Worauf du achten solltest
Jede Sitemap darf maximal 50.000 URLs und 50 MB (unkomprimiert) groß sein. Wenn deine Website größer ist, teilst du sie auf mehrere Sitemaps auf und verlinkst sie in einer Sitemap-Indexdatei. Verwende konsistente, kanonische URLs. Seiten, die weiterleiten, Fehler zurückgeben oder per robots.txt gesperrt sind, gehören nicht in den Sitemap.
Aktualisiere den Sitemap immer dann, wenn du neue Seiten veröffentlichst oder bestehende Inhalte deutlich änderst. Trag ihn in deiner robots.txt ein mit der Zeile Sitemap: https://deinedomain.de/sitemap.xml. Danach einmalig in Google Search Console und Bing Webmaster Tools einreichen. Und gelegentlich validieren, damit Formatfehler nicht unbemerkt das Crawling stören.
So benutzt du das Tool
Alle URLs sammeln, die du im Sitemap haben möchtest – aus dem CMS exportieren, von einem Crawl-Tool kopieren oder manuell zusammenstellen. Im Textfeld einfügen, eine URL pro Zeile. Das Tool kommt mit http://, https:// oder auch ohne Präfix klar.
Wenn du möchtest, aktivierst du die optionalen Felder für Änderungsdatum, Häufigkeit und Priorität. Dann auf Generieren klicken, die Vorschau überprüfen und die sitemap.xml herunterladen. Die Datei ist sofort bereit zum Hochladen.
Was danach zu tun ist
Die sitemap.xml in das Stammverzeichnis deiner Domain hochladen, also unter deinedomain.de/sitemap.xml. Danach diese Zeile am Ende der robots.txt ergänzen: Sitemap: https://deinedomain.de/sitemap.xml. So findet jeder Crawler, der die robots.txt liest, den Sitemap direkt.

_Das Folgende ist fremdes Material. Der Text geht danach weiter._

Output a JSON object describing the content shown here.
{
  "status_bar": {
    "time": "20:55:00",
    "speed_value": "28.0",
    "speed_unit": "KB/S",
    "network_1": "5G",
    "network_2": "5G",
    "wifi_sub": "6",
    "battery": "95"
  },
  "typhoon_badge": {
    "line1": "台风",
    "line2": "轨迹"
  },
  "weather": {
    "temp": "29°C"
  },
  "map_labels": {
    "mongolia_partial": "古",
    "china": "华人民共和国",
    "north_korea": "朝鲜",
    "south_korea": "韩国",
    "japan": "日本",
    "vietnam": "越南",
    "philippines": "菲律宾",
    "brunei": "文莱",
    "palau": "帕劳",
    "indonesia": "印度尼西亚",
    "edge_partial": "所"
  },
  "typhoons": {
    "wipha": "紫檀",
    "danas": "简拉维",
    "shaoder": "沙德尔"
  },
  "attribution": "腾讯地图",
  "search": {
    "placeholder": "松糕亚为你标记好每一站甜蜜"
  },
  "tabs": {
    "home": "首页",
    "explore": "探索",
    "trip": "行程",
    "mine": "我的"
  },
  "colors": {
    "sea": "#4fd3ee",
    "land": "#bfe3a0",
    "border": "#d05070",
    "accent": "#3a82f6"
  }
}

In Google Search Console unter Sitemaps einreichen und dasselbe in Bing Webmaster Tools machen. Beide Plattformen zeigen dir danach an, wie viele URLs erkannt wurden, ob Fehler vorliegen und ob das Format korrekt ist. Es lohnt sich, das ab und zu nachzuschauen – besonders wenn du viel neuen Content veröffentlichst.